There is no specific data concerning diet of the shinto shrew. The closely related Laxmann's shrew eats spiders, beetles, Oniscidea and caterpillars.

The main predators of the Shinto shrew in Ishikawa Prefecture on Honshu are ermines, Japanese marten, and red fox. Additionally, the Japanese mamushi (a pitviper species) feeds on these shrews.

Parasites of the shinto shrew can be nematodes, such as Parastrongyloides winchesi and Syphacia, probably Syphacia emileromani, however in the latter case the shrews were probably accidental hosts of mice parasites after consumption of its carcass.

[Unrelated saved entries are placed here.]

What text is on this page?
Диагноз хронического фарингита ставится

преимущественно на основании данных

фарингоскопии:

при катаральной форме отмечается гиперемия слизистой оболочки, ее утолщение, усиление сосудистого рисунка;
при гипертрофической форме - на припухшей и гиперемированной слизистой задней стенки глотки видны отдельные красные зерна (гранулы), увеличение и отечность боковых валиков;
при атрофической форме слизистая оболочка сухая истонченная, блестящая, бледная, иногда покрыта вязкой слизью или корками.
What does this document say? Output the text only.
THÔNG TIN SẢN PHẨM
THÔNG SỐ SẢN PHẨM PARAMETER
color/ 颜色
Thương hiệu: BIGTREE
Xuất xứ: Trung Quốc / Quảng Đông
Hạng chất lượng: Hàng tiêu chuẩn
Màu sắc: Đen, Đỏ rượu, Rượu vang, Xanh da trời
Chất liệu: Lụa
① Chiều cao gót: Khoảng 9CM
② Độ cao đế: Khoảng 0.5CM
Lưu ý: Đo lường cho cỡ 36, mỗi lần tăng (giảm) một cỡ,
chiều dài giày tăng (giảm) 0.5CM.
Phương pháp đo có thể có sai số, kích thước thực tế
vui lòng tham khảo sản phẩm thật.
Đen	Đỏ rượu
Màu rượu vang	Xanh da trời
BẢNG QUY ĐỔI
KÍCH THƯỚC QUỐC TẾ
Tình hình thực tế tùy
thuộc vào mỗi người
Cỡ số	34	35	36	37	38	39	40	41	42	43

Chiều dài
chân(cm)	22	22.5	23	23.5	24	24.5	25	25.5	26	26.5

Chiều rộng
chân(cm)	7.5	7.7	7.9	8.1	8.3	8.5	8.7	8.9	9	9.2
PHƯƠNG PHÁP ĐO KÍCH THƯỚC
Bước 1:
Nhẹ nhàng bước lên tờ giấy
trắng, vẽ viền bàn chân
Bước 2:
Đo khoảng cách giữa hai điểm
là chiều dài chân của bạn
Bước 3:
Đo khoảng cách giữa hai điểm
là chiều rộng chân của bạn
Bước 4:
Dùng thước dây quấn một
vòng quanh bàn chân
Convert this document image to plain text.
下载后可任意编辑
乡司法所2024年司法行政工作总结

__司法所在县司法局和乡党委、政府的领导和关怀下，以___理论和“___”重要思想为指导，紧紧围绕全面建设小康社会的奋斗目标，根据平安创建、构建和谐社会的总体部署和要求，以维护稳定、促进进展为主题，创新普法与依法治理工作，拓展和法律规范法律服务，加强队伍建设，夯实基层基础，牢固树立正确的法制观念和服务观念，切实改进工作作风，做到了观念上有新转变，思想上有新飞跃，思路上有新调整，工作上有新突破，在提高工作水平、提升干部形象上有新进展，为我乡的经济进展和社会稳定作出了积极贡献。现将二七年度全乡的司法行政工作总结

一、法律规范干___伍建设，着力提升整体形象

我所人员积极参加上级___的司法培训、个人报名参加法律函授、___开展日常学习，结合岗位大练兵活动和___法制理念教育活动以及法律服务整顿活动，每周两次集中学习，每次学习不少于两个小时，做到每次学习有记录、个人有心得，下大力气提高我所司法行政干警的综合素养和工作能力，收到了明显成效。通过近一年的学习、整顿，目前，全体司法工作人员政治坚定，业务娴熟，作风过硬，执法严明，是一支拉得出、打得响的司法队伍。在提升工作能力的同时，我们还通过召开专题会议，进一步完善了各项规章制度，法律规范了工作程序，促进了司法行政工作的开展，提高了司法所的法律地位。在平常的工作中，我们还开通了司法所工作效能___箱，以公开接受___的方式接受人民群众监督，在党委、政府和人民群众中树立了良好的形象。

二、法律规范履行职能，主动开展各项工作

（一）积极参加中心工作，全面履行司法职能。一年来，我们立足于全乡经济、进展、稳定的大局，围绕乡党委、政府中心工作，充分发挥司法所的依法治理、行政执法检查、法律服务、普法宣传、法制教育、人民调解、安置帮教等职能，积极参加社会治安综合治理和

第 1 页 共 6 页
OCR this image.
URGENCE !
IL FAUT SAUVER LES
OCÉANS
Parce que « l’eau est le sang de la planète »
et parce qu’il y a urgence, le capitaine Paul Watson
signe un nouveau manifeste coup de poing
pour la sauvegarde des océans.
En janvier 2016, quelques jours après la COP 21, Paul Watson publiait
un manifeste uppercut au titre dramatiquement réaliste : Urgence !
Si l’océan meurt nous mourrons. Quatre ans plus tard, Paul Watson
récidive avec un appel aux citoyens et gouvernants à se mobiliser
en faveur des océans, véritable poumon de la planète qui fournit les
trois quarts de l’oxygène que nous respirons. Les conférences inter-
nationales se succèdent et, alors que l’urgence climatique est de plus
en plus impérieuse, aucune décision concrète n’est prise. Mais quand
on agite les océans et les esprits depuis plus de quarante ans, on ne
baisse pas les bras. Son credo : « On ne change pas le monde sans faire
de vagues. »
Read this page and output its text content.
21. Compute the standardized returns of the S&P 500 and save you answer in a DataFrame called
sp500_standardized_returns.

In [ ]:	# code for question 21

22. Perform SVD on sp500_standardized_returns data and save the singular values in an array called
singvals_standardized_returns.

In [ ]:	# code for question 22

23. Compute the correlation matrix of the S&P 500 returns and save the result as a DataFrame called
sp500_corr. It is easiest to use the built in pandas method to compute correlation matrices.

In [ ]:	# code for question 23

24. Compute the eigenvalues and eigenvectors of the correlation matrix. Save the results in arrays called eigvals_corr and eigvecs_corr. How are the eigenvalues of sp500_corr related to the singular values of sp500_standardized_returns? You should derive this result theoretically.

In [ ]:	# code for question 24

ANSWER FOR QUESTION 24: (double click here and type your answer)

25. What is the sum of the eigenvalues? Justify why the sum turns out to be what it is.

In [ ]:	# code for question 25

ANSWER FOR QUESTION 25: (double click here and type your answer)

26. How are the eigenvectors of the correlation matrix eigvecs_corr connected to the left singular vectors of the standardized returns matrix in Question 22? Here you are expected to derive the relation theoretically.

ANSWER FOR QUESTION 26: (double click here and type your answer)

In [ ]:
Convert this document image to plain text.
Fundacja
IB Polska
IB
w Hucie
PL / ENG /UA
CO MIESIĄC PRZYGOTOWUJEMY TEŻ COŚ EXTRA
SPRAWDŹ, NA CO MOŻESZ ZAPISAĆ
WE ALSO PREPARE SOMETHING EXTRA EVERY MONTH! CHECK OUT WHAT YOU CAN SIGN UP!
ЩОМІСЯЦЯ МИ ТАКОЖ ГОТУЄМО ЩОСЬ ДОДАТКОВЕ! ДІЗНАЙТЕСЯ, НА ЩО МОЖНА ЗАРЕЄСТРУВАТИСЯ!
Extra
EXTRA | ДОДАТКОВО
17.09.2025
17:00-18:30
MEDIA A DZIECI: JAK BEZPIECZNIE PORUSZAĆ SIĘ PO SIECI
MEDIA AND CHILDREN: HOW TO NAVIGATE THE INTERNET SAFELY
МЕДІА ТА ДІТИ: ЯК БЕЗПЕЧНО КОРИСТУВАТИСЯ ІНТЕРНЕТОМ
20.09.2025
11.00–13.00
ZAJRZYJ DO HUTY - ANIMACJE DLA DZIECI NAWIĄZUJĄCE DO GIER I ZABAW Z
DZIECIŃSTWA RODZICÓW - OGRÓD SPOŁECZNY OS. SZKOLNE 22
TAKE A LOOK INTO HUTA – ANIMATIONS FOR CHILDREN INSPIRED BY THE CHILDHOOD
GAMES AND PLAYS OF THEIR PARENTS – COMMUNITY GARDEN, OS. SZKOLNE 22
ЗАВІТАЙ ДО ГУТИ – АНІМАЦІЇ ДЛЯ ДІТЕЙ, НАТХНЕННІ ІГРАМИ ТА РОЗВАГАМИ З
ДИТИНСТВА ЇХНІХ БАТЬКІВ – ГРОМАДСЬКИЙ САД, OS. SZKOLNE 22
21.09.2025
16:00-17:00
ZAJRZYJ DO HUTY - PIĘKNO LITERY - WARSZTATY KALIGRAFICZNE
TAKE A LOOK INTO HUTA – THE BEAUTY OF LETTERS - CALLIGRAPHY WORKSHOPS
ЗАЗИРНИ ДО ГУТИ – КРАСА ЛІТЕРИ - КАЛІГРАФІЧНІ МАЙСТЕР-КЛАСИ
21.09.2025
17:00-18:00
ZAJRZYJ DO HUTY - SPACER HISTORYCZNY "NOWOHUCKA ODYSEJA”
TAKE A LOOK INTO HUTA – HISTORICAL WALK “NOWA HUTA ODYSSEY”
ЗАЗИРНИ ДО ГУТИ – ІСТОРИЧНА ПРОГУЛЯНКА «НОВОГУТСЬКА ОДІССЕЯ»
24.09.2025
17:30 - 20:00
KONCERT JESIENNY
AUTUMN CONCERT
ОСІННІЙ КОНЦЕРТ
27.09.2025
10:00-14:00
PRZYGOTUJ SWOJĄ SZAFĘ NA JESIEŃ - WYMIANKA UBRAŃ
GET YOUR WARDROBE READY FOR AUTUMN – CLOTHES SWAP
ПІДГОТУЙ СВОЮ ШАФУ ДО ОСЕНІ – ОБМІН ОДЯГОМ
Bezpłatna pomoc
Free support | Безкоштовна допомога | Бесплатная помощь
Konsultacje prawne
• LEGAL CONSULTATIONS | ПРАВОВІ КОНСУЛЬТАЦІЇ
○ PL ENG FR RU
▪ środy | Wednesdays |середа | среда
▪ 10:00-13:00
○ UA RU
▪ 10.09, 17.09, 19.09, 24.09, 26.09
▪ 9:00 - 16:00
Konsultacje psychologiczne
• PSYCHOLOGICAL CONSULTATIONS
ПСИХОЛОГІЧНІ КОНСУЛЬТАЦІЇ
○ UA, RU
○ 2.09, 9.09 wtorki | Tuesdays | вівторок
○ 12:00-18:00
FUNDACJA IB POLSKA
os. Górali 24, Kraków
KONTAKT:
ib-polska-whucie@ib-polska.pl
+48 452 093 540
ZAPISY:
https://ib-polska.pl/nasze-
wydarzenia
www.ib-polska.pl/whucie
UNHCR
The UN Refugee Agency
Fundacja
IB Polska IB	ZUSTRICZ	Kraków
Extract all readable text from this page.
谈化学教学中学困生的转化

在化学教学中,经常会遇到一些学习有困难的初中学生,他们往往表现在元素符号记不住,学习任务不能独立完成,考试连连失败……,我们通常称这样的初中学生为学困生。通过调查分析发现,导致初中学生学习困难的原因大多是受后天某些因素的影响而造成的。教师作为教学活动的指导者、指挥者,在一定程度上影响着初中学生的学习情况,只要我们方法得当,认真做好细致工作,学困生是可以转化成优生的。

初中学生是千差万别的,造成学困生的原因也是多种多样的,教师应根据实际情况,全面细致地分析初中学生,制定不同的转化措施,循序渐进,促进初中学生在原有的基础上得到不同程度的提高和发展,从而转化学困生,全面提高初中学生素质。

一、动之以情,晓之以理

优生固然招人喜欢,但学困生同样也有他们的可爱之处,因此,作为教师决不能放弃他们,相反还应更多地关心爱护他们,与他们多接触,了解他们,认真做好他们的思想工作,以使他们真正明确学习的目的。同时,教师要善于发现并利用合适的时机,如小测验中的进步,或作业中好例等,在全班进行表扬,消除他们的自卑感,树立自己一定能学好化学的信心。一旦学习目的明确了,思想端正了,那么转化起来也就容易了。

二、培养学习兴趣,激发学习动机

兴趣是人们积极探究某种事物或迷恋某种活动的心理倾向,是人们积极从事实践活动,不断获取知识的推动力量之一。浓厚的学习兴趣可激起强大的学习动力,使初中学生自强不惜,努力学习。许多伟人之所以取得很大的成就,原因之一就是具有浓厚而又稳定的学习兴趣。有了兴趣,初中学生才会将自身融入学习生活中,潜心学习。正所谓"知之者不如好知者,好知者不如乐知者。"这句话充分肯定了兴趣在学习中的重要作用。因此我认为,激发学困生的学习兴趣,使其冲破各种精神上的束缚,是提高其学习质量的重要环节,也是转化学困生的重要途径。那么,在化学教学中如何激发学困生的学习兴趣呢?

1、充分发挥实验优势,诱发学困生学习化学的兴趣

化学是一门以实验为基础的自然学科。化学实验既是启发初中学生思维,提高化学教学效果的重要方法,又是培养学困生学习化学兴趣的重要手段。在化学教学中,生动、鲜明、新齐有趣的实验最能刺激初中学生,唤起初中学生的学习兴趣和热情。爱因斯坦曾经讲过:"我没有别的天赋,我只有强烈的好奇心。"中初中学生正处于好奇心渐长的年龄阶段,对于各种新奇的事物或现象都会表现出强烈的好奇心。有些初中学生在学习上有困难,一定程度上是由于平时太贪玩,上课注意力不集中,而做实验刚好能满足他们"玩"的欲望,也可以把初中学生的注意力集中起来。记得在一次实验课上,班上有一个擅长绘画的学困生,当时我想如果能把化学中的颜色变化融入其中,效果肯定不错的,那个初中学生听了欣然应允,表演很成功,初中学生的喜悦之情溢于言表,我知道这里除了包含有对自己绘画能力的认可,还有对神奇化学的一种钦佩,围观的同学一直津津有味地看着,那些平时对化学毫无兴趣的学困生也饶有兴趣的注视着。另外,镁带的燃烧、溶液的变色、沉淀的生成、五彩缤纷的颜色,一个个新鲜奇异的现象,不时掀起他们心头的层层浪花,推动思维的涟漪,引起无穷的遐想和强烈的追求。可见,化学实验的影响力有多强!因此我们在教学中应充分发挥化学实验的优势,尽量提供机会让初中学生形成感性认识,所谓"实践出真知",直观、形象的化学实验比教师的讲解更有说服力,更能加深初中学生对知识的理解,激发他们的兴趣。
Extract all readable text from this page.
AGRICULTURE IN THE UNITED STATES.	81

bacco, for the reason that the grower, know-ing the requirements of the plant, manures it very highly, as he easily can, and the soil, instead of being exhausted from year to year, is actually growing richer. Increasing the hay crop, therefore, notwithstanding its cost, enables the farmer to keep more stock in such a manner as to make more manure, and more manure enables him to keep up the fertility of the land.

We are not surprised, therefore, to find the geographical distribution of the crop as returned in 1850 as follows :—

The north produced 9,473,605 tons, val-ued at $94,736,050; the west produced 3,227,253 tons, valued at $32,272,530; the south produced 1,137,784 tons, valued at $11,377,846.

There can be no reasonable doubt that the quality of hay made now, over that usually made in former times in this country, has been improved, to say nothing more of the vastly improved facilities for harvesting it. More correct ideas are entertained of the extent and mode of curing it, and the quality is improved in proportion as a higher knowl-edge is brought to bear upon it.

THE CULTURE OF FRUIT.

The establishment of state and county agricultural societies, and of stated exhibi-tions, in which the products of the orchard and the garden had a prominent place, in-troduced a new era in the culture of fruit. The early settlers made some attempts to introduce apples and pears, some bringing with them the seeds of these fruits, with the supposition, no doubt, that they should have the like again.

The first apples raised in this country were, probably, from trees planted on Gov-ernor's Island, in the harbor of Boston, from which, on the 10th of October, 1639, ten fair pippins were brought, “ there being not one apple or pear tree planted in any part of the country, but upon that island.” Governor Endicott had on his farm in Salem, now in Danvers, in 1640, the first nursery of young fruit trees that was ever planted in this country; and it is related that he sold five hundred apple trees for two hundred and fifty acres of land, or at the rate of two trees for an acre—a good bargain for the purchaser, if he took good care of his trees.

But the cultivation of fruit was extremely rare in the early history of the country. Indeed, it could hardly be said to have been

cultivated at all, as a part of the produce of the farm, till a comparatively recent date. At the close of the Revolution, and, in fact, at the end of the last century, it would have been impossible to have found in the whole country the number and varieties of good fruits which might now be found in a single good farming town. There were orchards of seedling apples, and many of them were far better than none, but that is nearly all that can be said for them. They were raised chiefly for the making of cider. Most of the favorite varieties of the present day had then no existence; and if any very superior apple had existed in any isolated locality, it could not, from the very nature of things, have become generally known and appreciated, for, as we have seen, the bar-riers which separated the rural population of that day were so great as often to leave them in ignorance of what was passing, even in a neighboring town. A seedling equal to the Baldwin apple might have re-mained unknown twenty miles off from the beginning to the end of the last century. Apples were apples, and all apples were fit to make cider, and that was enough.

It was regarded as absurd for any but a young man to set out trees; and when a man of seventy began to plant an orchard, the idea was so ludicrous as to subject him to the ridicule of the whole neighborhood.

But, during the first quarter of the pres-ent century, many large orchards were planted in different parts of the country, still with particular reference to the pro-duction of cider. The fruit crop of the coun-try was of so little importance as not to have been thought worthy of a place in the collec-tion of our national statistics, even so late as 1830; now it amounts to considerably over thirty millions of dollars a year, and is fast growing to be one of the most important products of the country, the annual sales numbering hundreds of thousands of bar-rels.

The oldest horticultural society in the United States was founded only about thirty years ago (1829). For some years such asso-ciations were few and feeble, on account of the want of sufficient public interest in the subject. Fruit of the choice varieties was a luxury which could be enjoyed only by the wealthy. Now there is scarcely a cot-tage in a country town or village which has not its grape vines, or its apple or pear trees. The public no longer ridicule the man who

== Status and conservation ==
The population trend is table. IUCN does not give data concerning population number. In some places the shinto shrew is abundant, like northern and central Honshu, where, as highlighted by IUCN, the Izumi shrew does not occur, and on Sado Island. On the other hand, on Shikoku the shinto shrew is rare and can be found only in high latitudes. It is sympatric with the Izumi shrew on Honshu. A large part of the shinto shrew area is protected. IUCN does not mention any threats and classifies the shinto shrew as a species of least concern (LC).